Manthalu Gerald, Yi Deokhee, Farrar Shelley, Nkhoma Dominic
Department of Planning and Policy Development, Ministry of Health, P.O Box 30377, Lilongwe 3, Malawi
Department of Palliative Care, Policy and Rehabilitation, Kings College London, Bessemer Road, Denmark Hill, SE5 9PJ, UK.
Health Policy Plan. 2016 Nov;31(9):1184-92. doi: 10.1093/heapol/czw050. Epub 2016 May 11.

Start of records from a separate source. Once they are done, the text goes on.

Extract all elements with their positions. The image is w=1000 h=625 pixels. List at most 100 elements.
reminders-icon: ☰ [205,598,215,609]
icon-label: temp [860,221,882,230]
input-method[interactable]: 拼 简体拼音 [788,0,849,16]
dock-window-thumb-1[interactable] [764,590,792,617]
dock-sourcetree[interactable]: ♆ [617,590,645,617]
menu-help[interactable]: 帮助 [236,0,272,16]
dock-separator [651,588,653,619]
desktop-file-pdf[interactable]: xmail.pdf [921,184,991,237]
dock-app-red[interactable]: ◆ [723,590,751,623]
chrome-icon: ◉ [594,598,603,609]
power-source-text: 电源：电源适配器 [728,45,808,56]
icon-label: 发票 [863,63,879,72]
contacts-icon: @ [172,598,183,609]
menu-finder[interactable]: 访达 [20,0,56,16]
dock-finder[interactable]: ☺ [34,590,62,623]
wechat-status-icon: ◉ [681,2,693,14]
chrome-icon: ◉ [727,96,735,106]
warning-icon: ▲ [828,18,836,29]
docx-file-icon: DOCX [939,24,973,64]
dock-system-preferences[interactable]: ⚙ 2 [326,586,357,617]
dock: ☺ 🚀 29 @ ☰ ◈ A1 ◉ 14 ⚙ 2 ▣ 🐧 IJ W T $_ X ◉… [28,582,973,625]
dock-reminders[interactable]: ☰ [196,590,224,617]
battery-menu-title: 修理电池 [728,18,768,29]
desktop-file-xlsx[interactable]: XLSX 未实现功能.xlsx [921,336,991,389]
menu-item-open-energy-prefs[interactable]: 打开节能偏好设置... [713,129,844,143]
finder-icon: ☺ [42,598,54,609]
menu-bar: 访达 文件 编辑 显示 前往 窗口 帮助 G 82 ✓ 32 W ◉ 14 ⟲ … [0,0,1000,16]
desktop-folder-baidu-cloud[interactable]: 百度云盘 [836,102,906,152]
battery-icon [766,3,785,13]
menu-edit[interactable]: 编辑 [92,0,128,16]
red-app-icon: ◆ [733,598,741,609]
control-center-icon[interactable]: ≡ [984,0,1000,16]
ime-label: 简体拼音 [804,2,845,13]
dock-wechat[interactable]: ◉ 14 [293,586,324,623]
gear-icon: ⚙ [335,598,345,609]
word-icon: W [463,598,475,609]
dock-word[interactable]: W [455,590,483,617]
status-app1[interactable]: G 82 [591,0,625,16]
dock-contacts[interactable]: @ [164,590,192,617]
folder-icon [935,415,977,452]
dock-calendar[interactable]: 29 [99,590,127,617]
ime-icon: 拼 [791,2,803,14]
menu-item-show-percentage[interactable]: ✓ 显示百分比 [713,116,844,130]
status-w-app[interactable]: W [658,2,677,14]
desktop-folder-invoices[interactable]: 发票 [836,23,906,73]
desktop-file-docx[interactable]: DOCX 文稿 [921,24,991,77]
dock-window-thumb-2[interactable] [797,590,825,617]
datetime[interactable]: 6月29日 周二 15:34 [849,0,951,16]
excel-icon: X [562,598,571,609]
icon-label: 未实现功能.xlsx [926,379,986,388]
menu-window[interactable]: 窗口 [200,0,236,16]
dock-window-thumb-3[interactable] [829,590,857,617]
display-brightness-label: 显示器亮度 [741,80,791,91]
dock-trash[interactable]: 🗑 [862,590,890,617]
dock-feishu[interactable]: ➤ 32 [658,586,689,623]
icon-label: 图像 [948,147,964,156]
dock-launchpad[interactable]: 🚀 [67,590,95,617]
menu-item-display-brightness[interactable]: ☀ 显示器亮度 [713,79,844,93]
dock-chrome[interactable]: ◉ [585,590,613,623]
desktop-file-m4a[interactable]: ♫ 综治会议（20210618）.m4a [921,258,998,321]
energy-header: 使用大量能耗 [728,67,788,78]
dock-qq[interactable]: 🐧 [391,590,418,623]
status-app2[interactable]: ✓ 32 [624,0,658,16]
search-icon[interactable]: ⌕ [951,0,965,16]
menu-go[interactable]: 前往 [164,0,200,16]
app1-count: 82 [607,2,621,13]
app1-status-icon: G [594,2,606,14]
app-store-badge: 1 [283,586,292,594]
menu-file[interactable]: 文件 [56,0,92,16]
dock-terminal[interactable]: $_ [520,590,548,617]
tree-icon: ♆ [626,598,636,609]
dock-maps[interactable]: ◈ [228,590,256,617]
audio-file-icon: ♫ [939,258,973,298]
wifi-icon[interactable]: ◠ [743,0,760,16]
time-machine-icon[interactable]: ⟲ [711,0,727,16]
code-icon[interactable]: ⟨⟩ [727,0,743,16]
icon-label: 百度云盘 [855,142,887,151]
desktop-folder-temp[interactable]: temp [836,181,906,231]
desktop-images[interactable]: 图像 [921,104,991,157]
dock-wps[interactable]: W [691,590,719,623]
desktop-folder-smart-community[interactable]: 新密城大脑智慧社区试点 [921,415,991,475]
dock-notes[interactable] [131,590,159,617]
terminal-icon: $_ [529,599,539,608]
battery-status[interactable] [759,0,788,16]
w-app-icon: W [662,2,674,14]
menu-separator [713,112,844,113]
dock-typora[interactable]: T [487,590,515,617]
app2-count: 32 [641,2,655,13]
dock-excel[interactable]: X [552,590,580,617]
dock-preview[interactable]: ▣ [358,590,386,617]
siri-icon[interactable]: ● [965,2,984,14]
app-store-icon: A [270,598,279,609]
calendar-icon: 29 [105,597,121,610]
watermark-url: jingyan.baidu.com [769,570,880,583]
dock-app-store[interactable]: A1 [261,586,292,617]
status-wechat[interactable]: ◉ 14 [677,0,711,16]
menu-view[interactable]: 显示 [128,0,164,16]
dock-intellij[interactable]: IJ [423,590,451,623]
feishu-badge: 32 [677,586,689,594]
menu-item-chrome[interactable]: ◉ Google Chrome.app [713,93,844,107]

The Government of Malawi has signed contracts called service level agreements (SLAs) with mission health facilities in order to exempt their catchment populations from paying user fees. Government in turn reimburses the facilities for the services that they provide. SLAs started in 2006 with 28 out of 165 mission health facilities and increased to 74 in 2015. Most SLAs cover only maternal, neonatal and in some cases child health services due to limited resources. This study evaluated the effect of user fee exemption on the utilization of maternal health services. The difference-in-differences approach was combined with propensity score matching to evaluate the causal effect of user fee exemption. The gradual uptake of the policy provided a natural experiment with treated and control health facilities. A second control group, patients seeking non-maternal health care at CHAM health facilities with SLAs, was used to check the robustness of the results obtained using the primary control group. Health facility level panel data for 142 mission health facilities from 2003 to 2010 were used. User fee exemption led to a 15% (P < 0.01) increase in the mean proportion of women who made at least one antenatal care (ANC) visit during pregnancy, a 12% (P < 0.05) increase in average ANC visits and an 11% (P < 0.05) increase in the mean proportion of pregnant women who delivered at the facilities. No effects were found for the proportion of pregnant women who made the first ANC visit in the first trimester and the proportion of women who made postpartum care visits. We conclude that user fee exemption is an important policy for increasing maternal health care utilization. For certain maternal services, however, other determinants may be more important.
马拉维政府已与教会医疗机构签订了称为服务水平协议(SLA)的合同,以便免除其服务范围内人群的使用费。政府进而会就这些机构提供的服务向其进行补偿。服务水平协议于2006年启动,当时165家教会医疗机构中有28家参与,到2015年增加至74家。由于资源有限,大多数服务水平协议仅涵盖孕产妇、新生儿以及某些情况下的儿童保健服务。本研究评估了免除使用费对孕产妇保健服务利用情况的影响。采用了双重差分法并结合倾向得分匹配来评估免除使用费的因果效应。该政策的逐步推行提供了一个针对已实施和对照医疗机构的自然实验。第二个对照组是在有服务水平协议的教会医疗机构寻求非孕产妇保健服务的患者,用于检验使用主要对照组所获结果的稳健性。使用了2003年至2010年142家教会医疗机构的机构层面面板数据。免除使用费使孕期至少进行一次产前检查(ANC)的女性平均比例提高了15%(P<0.01),平均产前检查次数增加了12%(P<0.05),在这些机构分娩的孕妇平均比例提高了11%(P<0.05)。在孕早期进行首次产前检查的孕妇比例以及进行产后护理访视的女性比例方面未发现有影响。我们得出结论,免除使用费是一项提高孕产妇保健服务利用率的重要政策。然而,对于某些孕产妇服务而言,其他决定因素可能更为重要。